これは国としても大きな損失であるため、そうならないように様々な支援が設けられています。

事業承継税制

事業承継税制は、中小企業の先代経営者から株式を相続や贈与により引き継いだ場合、納税が猶予される制度です。

発生した税額の全額の納税が猶予されることもあり、非常に大きなメリットが得られます。

適用を受けるためには、まず都道府県と時に特例承継計画を提出しなければなりません。

その上で、相続や贈与の後に申告書を税務署に提出することとなります。

遺留分に関する特例

会社の株式を後継者が集中して相続できるようにすると、遺留分の問題が発生します。

他の相続人が相続した財産が遺留分に満たないこととなるため、不足額を請求されることとなるのです。

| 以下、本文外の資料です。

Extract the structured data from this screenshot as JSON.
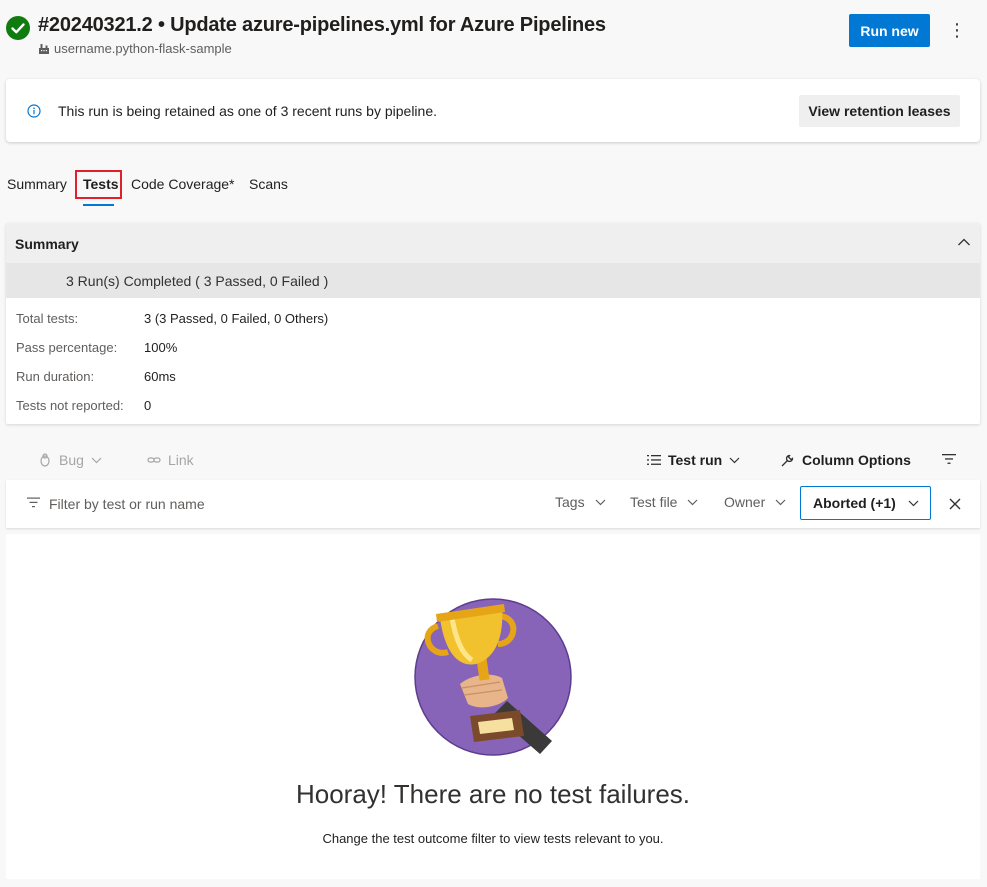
{
  "header": {
    "title": "#20240321.2 • Update azure-pipelines.yml for Azure Pipelines",
    "repo": "username.python-flask-sample",
    "run_new_label": "Run new",
    "more_glyph": "⋮"
  },
  "banner": {
    "text": "This run is being retained as one of 3 recent runs by pipeline.",
    "button_label": "View retention leases"
  },
  "tabs": [
    {
      "label": "Summary",
      "selected": false
    },
    {
      "label": "Tests",
      "selected": true
    },
    {
      "label": "Code Coverage*",
      "selected": false
    },
    {
      "label": "Scans",
      "selected": false
    }
  ],
  "summary": {
    "title": "Summary",
    "runs_text": "3 Run(s) Completed ( 3 Passed, 0 Failed )",
    "stats": [
      {
        "label": "Total tests:",
        "value": "3 (3 Passed, 0 Failed, 0 Others)"
      },
      {
        "label": "Pass percentage:",
        "value": "100%"
      },
      {
        "label": "Run duration:",
        "value": "60ms"
      },
      {
        "label": "Tests not reported:",
        "value": "0"
      }
    ]
  },
  "toolbar": {
    "bug_label": "Bug",
    "link_label": "Link",
    "test_run_label": "Test run",
    "column_options_label": "Column Options"
  },
  "filters": {
    "search_placeholder": "Filter by test or run name",
    "tags_label": "Tags",
    "test_file_label": "Test file",
    "owner_label": "Owner",
    "outcome_label": "Aborted (+1)"
  },
  "empty_state": {
    "heading": "Hooray! There are no test failures.",
    "hint": "Change the test outcome filter to view tests relevant to you."
  },
  "colors": {
    "accent": "#0078d4",
    "success": "#107c10",
    "highlight": "#e0202a",
    "trophy_circle": "#8764b8"
  }
}
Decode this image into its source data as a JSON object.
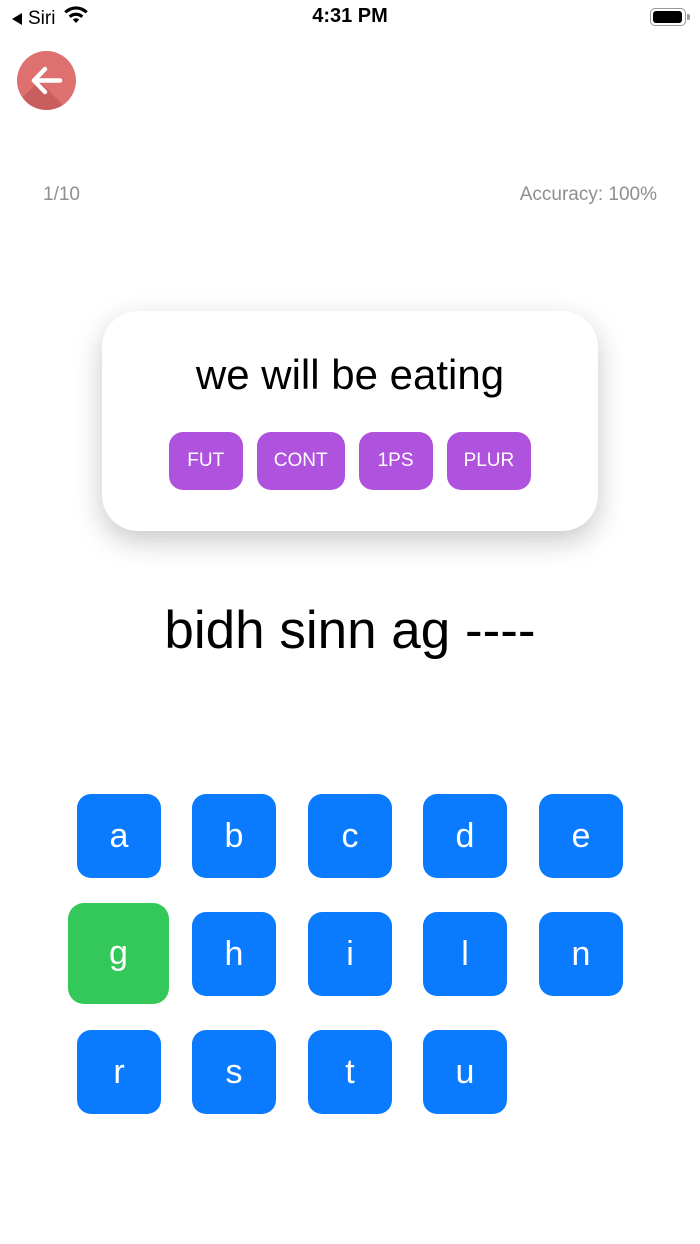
{
  "status_bar": {
    "carrier": "Siri",
    "time": "4:31 PM"
  },
  "header": {
    "back_icon": "arrow-left-icon"
  },
  "progress": {
    "counter": "1/10",
    "accuracy": "Accuracy: 100%"
  },
  "prompt": {
    "text": "we will be eating",
    "tags": [
      "FUT",
      "CONT",
      "1PS",
      "PLUR"
    ]
  },
  "answer": {
    "text": "bidh sinn ag ----"
  },
  "keyboard": {
    "keys": [
      "a",
      "b",
      "c",
      "d",
      "e",
      "g",
      "h",
      "i",
      "l",
      "n",
      "r",
      "s",
      "t",
      "u"
    ],
    "selected": "g"
  },
  "colors": {
    "key": "#0a7bff",
    "key_selected": "#34c759",
    "tag": "#af52de",
    "back_button": "#de7070",
    "muted_text": "#8e8e93"
  }
}
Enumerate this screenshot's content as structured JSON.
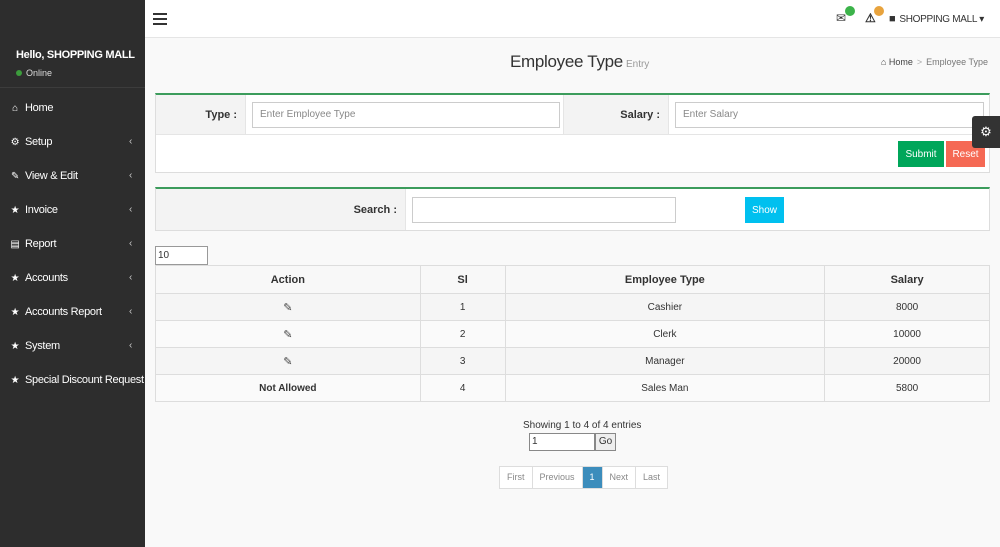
{
  "sidebar": {
    "greeting": "Hello, SHOPPING MALL",
    "status": "Online",
    "items": [
      {
        "label": "Home",
        "icon": "home-icon"
      },
      {
        "label": "Setup",
        "icon": "cogs-icon"
      },
      {
        "label": "View & Edit",
        "icon": "edit-icon"
      },
      {
        "label": "Invoice",
        "icon": "star-icon"
      },
      {
        "label": "Report",
        "icon": "file-icon"
      },
      {
        "label": "Accounts",
        "icon": "star-icon"
      },
      {
        "label": "Accounts Report",
        "icon": "star-icon"
      },
      {
        "label": "System",
        "icon": "star-icon"
      },
      {
        "label": "Special Discount Request",
        "icon": "star-icon"
      }
    ]
  },
  "topbar": {
    "user_name": "SHOPPING MALL",
    "mail_badge_color": "#3cb34a",
    "alert_badge_color": "#e8a33d"
  },
  "page": {
    "title": "Employee Type",
    "subtitle": "Entry",
    "breadcrumb_home": "Home",
    "breadcrumb_current": "Employee Type"
  },
  "form": {
    "type_label": "Type :",
    "type_placeholder": "Enter Employee Type",
    "salary_label": "Salary :",
    "salary_placeholder": "Enter Salary",
    "submit_label": "Submit",
    "reset_label": "Reset",
    "submit_color": "#00a65a",
    "reset_color": "#f56954"
  },
  "search": {
    "label": "Search :",
    "value": "",
    "show_label": "Show",
    "show_color": "#00c0ef"
  },
  "table": {
    "page_length": "10",
    "headers": [
      "Action",
      "Sl",
      "Employee Type",
      "Salary"
    ],
    "rows": [
      {
        "action": "",
        "editable": true,
        "sl": "1",
        "type": "Cashier",
        "salary": "8000"
      },
      {
        "action": "",
        "editable": true,
        "sl": "2",
        "type": "Clerk",
        "salary": "10000"
      },
      {
        "action": "",
        "editable": true,
        "sl": "3",
        "type": "Manager",
        "salary": "20000"
      },
      {
        "action": "Not Allowed",
        "editable": false,
        "sl": "4",
        "type": "Sales Man",
        "salary": "5800"
      }
    ],
    "info": "Showing 1 to 4 of 4 entries",
    "goto_value": "1",
    "go_label": "Go",
    "pager": [
      "First",
      "Previous",
      "1",
      "Next",
      "Last"
    ],
    "active_page": "1"
  }
}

そこで、先代経営者の生前に経済産業大臣の確認を受け、家庭裁判所の許可を受けると株式などを遺留分の算定から除外できます

手続きが煩雑で、かなり専門的な知識がないと対応が難しい制度ですが、遺産分割で揉めないように対策しておくことができます。

事業承継・引継ぎ補助金

事業承継をきっかけに、新しい商品の開発や新分野への進出、あるいは業態転換を図る会社があります。

このような会社について、取り組みに必要となる経費を補助してもらえる制度があります。

中小企業庁の「事業承継・引継ぎ補助金」は、事業承継の形態に応じて、最大1,000万円を超える補助金を受けることができます

事業資金・集約・活性化支援資金

事業承継を行う際には、株式や資産の購入、あるいは税金の支払いなど様々な資金需要があります。

そこで、政府系金融機関である日本政策金融公庫では、事業承継に対応した融資制度を設けているのです。

運転資金として最大4,800万円、設備投資も含めると最大7,200万円の融資が受けられます。

民間の金融機関でも同様の融資制度を設けている場合はあるので、条件に合ったものを利用するようにしましょう。

まとめ

事業承継には、親族内、従業員などの親族外、M&Aの3つの方法があります。

いずれの方法もメリットとデメリットがあり、どの方法が一番優れているということはありません。

後継者にふさわしい人が見つかった場合には、どのような関係性であるかに応じて、事業承継を始めるようにしましょう

また、専門家のサポートを受ける、公的な支援制度を利用することも検討し、スムーズな事業承継を目指していきましょう。